The youth prisoners in 4 Santiago, Chile detention centers come largely from barrios where there is a huge extreme of income inequality and a lack of positive role models. This doesn’t matter to a man named Gabriel from Colectivo Sustento, who urged the Chilean Juvenile Justice service to allow him to create an organic gardening/theatre program for young inmates.
Gabriel is called a ‘robin hood’ for many reasons; among them is his ability to explain sustainable gardening and farming methods to many young prisoners who have never even held a shovel, or seen earth worms digging tunnels in the soil. He actively cultivates the participation of the young in his theatre/gardening program when most have forgotten about them altogether.
He trained in organic gardening for only two years before getting involved in the project.
“Colectivo Sustento’s work outside the prison is a constant development towards self-sustainability through organic gardening, community garden initiatives and networking.”
Gabriel aims to expand his community gardening efforts by developing the community garden project in the Calera de Tango Centre.
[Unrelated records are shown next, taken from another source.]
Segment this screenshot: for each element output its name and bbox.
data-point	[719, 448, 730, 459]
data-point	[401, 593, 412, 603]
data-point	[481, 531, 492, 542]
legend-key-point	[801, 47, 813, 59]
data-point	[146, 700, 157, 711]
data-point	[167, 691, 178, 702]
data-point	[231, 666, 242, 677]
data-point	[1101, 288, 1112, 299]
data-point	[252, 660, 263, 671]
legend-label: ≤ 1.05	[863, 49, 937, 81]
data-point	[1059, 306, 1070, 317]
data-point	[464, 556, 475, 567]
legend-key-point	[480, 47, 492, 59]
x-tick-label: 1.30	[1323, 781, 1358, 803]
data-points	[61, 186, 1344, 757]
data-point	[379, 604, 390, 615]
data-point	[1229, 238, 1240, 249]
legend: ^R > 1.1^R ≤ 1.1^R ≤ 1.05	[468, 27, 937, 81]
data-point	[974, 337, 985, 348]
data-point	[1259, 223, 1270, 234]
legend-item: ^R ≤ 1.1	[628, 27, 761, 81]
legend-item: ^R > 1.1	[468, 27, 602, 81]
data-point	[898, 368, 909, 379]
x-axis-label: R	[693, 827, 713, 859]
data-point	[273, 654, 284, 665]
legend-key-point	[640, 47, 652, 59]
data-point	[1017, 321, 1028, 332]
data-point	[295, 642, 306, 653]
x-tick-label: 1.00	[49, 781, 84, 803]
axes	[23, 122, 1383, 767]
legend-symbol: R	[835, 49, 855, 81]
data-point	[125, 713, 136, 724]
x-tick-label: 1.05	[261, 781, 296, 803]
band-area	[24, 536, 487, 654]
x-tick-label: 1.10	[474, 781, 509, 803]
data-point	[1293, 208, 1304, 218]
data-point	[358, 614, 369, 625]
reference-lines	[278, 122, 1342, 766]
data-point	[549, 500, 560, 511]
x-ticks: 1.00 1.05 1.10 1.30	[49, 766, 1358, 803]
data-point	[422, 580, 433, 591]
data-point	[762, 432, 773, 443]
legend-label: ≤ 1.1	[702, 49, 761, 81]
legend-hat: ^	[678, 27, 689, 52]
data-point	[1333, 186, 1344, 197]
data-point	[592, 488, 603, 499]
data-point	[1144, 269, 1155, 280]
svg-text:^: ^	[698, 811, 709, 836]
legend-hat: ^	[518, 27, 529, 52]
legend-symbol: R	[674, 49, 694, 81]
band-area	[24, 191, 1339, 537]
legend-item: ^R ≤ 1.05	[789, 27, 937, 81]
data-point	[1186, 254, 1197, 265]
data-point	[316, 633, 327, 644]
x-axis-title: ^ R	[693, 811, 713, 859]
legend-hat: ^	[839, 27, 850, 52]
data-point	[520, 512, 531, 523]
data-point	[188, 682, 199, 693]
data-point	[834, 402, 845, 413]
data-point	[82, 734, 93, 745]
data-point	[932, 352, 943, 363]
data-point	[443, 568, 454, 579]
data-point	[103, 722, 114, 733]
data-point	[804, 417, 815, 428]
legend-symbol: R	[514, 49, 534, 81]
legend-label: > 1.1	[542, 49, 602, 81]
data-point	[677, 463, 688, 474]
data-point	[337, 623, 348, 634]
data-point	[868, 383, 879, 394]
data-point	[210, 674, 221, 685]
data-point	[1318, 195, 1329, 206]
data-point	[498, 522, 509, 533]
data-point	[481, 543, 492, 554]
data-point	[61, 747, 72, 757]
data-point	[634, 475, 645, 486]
It is here he can give lectures on organic and sustainable gardening and let young inmates get their hands dirty to learn a trade that will sustain them after they have been released form prison.
Using a novel combination of arts and sustainable gardening as well as social activism, Gabriel is not only turning prison inmates into gardeners, but more importantly, giving self-respect to many individuals whose path may have been influenced largely by the poverty they grew up in.
Other programs in the US and around the world are also using ‘convict cultivation’ to teach sustainable gardening skills to people who have few life-skills. Many prisons even offer liberal arts degrees to inmates but these often don’t translate to usable skills once they leave prison. Conversely, inmates who participate in gardening projects learn to harvest, cook, and grow sustainably in a larger sociopolitical landscape.